Movie Critique - Danger Signal
Stars: 3 / 5
Recommendation: Can the ending be changed, please? For such a chilling and thrilling tale, it fizzled out with the ending. Otherwise a very good psychological thriller to watch.
Danger Signal is a 1945 film noir starring Fay Emerson, Zachary Scott, Bruce Bennett and Mona Freeman in the lead cast. Adapted from the 1939 novel of the same name by British novelist Phyllis Bottome. Film was directed by Robert Florey and produced by William Jacobs.
Ronnie Marsh (portrayed by Zachary Scott) is on the run from law and lands as a tenant in the Fenchurch's house where three women live - mother Mrs. Fenchurch, older daughter Hilda Fenchurch and younger daughter Anne Fenchurch. Ronnie first sets his sights on Hilda, then changes it to Anne when he learns Anne would inherit money. What follows is a story of jealousy, love, protection, murder and finally realization.
Screenplay for the film was written by C. Graham Baker and Adele Comandini. It sets a tone of certain chillness to the plot sticking to the film noir concepts, giving the darker and depraved shades of human minds. The writers certainly evoked shivers with this psychological thriller specific to male psychopathy.

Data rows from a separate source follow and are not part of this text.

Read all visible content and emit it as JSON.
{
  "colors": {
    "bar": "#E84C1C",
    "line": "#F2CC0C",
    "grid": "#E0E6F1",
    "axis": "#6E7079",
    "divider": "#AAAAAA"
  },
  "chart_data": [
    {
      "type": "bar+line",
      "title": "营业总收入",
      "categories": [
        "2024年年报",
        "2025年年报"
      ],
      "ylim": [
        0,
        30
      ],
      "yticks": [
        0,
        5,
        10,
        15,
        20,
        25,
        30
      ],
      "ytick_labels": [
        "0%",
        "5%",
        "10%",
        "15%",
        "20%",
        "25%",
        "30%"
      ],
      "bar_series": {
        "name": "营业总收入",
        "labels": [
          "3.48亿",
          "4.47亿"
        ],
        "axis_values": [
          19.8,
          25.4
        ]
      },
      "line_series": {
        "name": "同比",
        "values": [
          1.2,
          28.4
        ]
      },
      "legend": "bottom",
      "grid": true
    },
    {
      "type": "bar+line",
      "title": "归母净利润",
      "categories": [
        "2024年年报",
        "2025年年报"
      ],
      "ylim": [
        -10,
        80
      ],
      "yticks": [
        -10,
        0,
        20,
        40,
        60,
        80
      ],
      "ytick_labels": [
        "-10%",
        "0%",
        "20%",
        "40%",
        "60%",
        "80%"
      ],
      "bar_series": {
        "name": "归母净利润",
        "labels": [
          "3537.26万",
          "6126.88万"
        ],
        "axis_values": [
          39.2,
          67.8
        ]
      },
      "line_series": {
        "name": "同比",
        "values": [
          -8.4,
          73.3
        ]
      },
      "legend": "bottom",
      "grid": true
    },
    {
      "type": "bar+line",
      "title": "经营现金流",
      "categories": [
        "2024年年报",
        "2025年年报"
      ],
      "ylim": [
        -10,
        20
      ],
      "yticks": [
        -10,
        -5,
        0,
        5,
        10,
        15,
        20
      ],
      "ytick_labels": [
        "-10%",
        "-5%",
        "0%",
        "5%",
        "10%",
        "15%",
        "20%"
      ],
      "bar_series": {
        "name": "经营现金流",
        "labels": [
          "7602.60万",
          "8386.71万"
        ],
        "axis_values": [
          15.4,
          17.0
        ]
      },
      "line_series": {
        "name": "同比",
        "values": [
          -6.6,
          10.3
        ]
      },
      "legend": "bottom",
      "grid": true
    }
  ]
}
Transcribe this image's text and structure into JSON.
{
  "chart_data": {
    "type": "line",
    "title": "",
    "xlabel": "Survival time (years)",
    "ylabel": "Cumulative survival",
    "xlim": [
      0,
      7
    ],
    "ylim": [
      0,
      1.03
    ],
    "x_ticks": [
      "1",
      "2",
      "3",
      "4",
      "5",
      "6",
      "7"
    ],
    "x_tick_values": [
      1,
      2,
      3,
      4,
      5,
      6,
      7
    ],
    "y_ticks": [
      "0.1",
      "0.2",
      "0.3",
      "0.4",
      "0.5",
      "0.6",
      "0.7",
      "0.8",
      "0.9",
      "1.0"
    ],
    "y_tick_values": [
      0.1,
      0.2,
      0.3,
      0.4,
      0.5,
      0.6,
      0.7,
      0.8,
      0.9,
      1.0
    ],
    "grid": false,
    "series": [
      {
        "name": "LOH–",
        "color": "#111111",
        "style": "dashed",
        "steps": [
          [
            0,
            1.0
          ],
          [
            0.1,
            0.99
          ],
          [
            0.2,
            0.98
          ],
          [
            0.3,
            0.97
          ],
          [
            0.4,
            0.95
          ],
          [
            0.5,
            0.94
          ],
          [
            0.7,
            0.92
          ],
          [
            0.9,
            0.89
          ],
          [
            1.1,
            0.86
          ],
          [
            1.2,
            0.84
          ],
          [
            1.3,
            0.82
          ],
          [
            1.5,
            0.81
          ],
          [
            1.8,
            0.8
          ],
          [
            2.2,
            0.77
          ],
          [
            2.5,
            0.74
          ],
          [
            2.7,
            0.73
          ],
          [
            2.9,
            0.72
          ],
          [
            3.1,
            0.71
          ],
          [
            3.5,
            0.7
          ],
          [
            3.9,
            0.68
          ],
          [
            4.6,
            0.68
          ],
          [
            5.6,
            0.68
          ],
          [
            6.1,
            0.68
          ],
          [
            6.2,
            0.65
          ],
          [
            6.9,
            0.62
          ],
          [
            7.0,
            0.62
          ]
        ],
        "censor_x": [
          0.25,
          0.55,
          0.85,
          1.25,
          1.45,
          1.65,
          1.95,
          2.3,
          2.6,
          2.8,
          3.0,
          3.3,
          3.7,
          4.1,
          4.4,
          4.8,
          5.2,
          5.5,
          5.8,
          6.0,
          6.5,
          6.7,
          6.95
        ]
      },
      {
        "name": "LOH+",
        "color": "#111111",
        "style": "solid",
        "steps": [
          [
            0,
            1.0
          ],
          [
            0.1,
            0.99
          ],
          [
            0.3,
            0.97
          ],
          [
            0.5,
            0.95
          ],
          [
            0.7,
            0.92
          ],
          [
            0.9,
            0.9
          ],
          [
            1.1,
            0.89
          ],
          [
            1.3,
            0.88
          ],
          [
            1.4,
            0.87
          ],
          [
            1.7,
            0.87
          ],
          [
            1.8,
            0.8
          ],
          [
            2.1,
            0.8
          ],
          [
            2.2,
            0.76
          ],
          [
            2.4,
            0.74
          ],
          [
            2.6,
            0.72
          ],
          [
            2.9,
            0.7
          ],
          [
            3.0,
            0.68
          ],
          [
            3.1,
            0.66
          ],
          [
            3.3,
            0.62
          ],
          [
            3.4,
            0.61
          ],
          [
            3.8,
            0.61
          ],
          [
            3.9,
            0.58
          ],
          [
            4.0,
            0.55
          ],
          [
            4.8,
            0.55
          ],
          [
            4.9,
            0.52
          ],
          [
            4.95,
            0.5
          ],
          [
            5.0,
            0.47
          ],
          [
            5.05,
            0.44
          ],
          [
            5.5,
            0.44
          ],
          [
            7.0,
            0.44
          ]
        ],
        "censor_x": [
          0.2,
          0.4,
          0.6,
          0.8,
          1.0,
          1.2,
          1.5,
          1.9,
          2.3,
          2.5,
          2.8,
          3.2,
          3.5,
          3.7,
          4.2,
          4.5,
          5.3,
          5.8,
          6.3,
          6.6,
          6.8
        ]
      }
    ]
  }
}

Zachary Scott's Ronnie Marsh is a very romantic murderer giving off the feel of watching an aristocratic bastard from the Roman or Greek era. He is charming, suave and cunning. Scott performed as Marsh so well that he ended up being type casted in similar handsome, cruel and sleazy cad for the rest of his career.
Fay Emerson's Hilda Fenchurch, appears a very good jilted lover, but fails to be the femme fatale when needed. I suppose that was how the writers pictured her. The screenplay changed the ending from what the book had. Faye Emerson was engaged to the then President Franklin D. Roosevelt's son, Colonel Elliot Roosevelt. To protect her reputation and not to harm the political life in any way, the writers changed the ending. I think that is where the film paled.
In contrast to her, Mona Freeman's Anne Fenchurch came across as one filled with jealousy and constant whining with no brain to listen to anyone, and blinded by stupidity. She irritated the heck out of me and I felt like smacking her head and shaking her to reality.
Bruce Bennett as the absent-minded scientist Dr. Andrew Lang and Rosemary DeCamp as Dr. Jane Silla were the saving grace if I may say so. And the brief car chase sequence towards the end involving both of them, actually sadly became the most thrilling point. Rosemary DeCamp's character Dr. Jane Silla was based on the writer Phyllis Bottome herself.
It was thrilling, nerve-wrecking, and suspense-filled until we reach the last 10 minutes of the movie. That is when the most unexpected happens and makes you wonder, "That's it! That's the climax?". You are left scratching your head and thinking why such a pale ending for a movie that was running on a high-note.
The film's concept of male psychopathy has several similarities in Scott's earlier films - 1944 The Mask of Dimitrios and 1945 film noir Mildred Pierce. These roles left him to be forever casted as a handsome but sleazy cad all through his career.Fay Emerson and Zachary Scott also star in The Mask of Dimitrios, and they go on to do two more movies after Danger Single - 1946 Her Kind of Man and 1950 Guilty Bystander - both being film noir again. The chemistry between Fay and Zachary's characters is well shown, but failed as a powerful finale.
If you ignore the ending, this is a splendid B-film noir with all elements of a murder mystery; gives us chills and thrills; and some good acting by the actors by themselves, even if some irritated the viewers. If only the ending had been a much better one. Can they redo or rewrite it? Hmm…
1) Movie Trivia:
a. Zachary Scott and Bruce Bennett also acted in the 1945 Mildred Price, released a few months before this film, portraying similar types of roles.
b. Other films resembling this plot are 1943 Shadow of a Doubt by Alfred Hitchcock;
c. In 1950 Bogart played the part of Dixon Steele in the film version of the 1947 novel In a Lonely Place. That film also has similarities regarding a psychological thriller with male psychopathy. Although Phyllis Bottome wrote about a similar concept at least 10 years prior to In a Lonely Place by Dorothy B. Hughes.
d. Fay Emerson sings a small snippet of the song It Had to Be You written by Isham Jones and Gus Khan, first published in 1924. I had heard it in the Season 9 Episode 4 of Columbo movies, "Rest in Peace, Mrs. Columbo" as a background song listened to by the antagonist. I had searched for that song a while ago and finally today found about it after seeing this movie.
2) Grammatical / Historical / Location / Character Errors:
a. In the beginning of the film, Ronnie has a limp that he says he got it during World War II. However as the film progresses, his limp disappears. How is that possible?